Delmenhorst Beim Diakonischen Werk Delmenhorst/Oldenburger-Land hat sich einiges getan. Seit dem 1. Januar ist das Werk ein eingetragener Verein. „Unsere Arbeit mit all seinen Herausforderungen kann dadurch schneller und besser werden“, freute sich Kreispfarrer Bertram Althausen. Trotz aller Veränderungen bleibe das Diakonische Werk jedoch Tochter der Kirche, sagte der Kreispfarrer.

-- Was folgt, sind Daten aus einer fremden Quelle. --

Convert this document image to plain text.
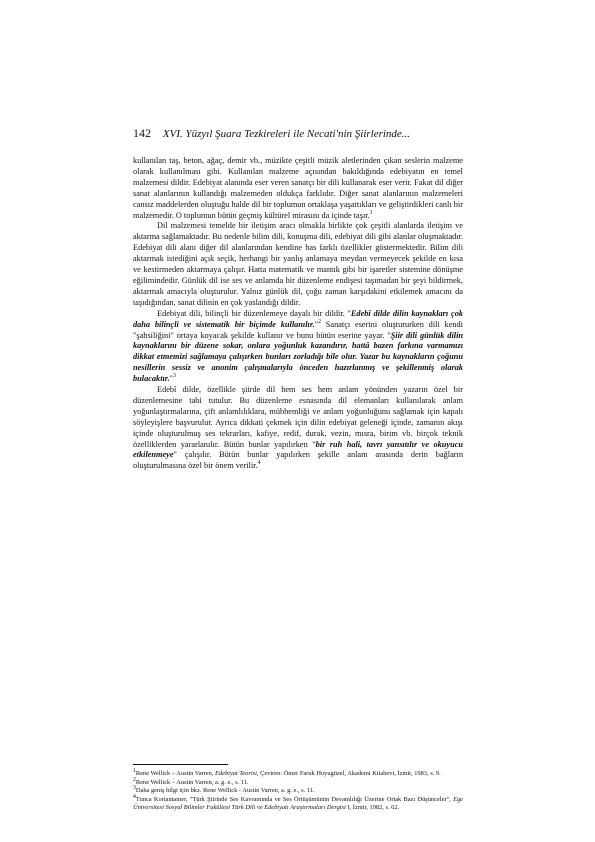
142 XVI. Yüzyıl Şuara Tezkireleri ile Necati'nin Şiirlerinde...

kullanılan taş, beton, ağaç, demir vb., müzikte çeşitli müzik aletlerinden çıkan seslerin malzeme olarak kullanılması gibi. Kullanılan malzeme açısından bakıldığında edebiyatın en temel malzemesi dildir. Edebiyat alanında eser veren sanatçı bir dili kullanarak eser verir. Fakat dil diğer sanat alanlarının kullandığı malzemeden oldukça farklıdır. Diğer sanat alanlarının malzemeleri cansız maddelerden oluştuğu halde dil bir toplumun ortaklaşa yaşattıkları ve geliştirdikleri canlı bir malzemedir. O toplumun bütün geçmiş kültürel mirasını da içinde taşır.$^1$

Dil malzemesi temelde bir iletişim aracı olmakla birlikte çok çeşitli alanlarda iletişim ve aktarma sağlamaktadır. Bu nedenle bilim dili, konuşma dili, edebiyat dili gibi alanlar oluşmaktadır. Edebiyat dili alanı diğer dil alanlarından kendine has farklı özellikler göstermektedir. Bilim dili aktarmak istediğini açık seçik, herhangi bir yanlış anlamaya meydan vermeyecek şekilde en kısa ve kestirmeden aktarmaya çalışır. Hatta matematik ve mantık gibi bir işaretler sistemine dönüşme eğilimindedir. Günlük dil ise ses ve anlamda bir düzenleme endişesi taşımadan bir şeyi bildirmek, aktarmak amacıyla oluşturulur. Yalnız günlük dil, çoğu zaman karşıdakini etkilemek amacını da taşıdığından, sanat dilinin en çok yaslandığı dildir.

Edebiyat dili, bilinçli bir düzenlemeye dayalı bir dildir. "Edebî dilde dilin kaynakları çok daha bilinçli ve sistematik bir biçimde kullanılır."$^2$ Sanatçı eserini oluştururken dili kendi "şahsiliğini" ortaya koyacak şekilde kullanır ve bunu bütün eserine yayar. "Şiir dili günlük dilin kaynaklarını bir düzene sokar, onlara yoğunluk kazandırır, hattâ bazen farkına varmamızı dikkat etmemizi sağlamaya çalışırken bunları zorladığı bile olur. Yazar bu kaynakların çoğunu nesillerin sessiz ve anonim çalışmalarıyla önceden hazırlanmış ve şekillenmiş olarak bulacaktır."$^3$

Edebî dilde, özellikle şiirde dil hem ses hem anlam yönünden yazarın özel bir düzenlemesine tabi tutulur. Bu düzenleme esnasında dil elemanları kullanılarak anlam yoğunlaştırmalarına, çift anlamlılıklara, mübhemliği ve anlam yoğunluğunu sağlamak için kapalı söyleyişlere başvurulur. Ayrıca dikkati çekmek için dilin edebiyat geleneği içinde, zamanın akışı içinde oluşturulmuş ses tekrarları, kafiye, redif, durak, vezin, mısra, birim vb. birçok teknik özelliklerden yararlanılır. Bütün bunlar yapılırken "bir ruh hali, tavrı yansıtılır ve okuyucu etkilenmeye" çalışılır. Bütün bunlar yapılırken şekille anlam arasında derin bağların oluşturulmasına özel bir önem verilir.$^4$

$^1$Rene Wellick – Austin Varren, Edebiyat Teorisi, Çeviren: Ömer Faruk Huyugüzel, Akademi Kitabevi, İzmir, 1983, s. 9.

$^2$Rene Wellick – Austin Varren, a. g. e., s. 11.

$^3$Daha geniş bilgi için bkz. Rene Wellick - Austin Varren, a. g. e., s. 11.

$^4$Tunca Kortantamer, "Türk Şiirinde Ses Kavramında ve Ses Örtüşümünün Devamlılığı Üzerine Ortak Bazı Düşünceler", Ege Üniversitesi Sosyal Bilimler Fakültesi Türk Dili ve Edebiyatı Araştırmaları Dergisi I, İzmir, 1982, s. 62.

Dazu kommt der Umzug, der zwischen den Feiertagen gewuppt wurde. An der Langen Straße 39 hat die Geschäftsstelle ihr neues Zuhause gefunden. An der Lutherstraße, in der es sich bisher befand, ist das Diakonische Werk trotzdem noch. Dort zogen jetzt die Streetworker ein. An der Annenheider Straße in Hasport entstand zusätzlich ein weiteres Nachbarschaftsbüro. „Das ist eine gute Ergänzung zu den bereits bestehenden Büros am Wollepark und in Düsternort“, sagte Althausen. Der Geschäftsführer des Diakonischen Werkes Delmenhorst/Oldenburg-Land, Franz-Josef Franke, bedankte sich bei allen Mitarbeitern für den gelungenen Umzug: „Dass wir so einen nahtlosen Übergang geschafft haben, ist der Leistung unserer Mitarbeiter zu verdanken, ohne ihren Einsatz wäre das nicht möglich gewesen.“

Auch für Franke wird sich in den nächsten Monaten einiges ändern. Der 52-Jährige wechselt zum Landesverband nach Oldenburg. An seine Stelle tritt die 48-jährige Saskia Kamp, die bisher als Koordinatorin für die Flüchtlingsarbeit bei der AWO Delmenhorst tätig war. Ab dem 1. April übernimmt die Harpstedterin die Leitung des Kreisdiakonischen Werkes in Delmenhorst. Am Mittwoch gab Franz-Josef Franke bekannt, dass er seine neue Aufgabe als Referent beim Landesverband in Oldenburg zum 1. April beginnen werde. „Die Zeit in Delmenhorst war eine ganz besondere. Die Entscheidung Delmenhorst zu verlassen, ist mir nicht leicht gefallen. Für meine Arbeit beim Landesverband werde ich aber viele nützliche Erfahrungen mitnehmen können“, erklärte Franke.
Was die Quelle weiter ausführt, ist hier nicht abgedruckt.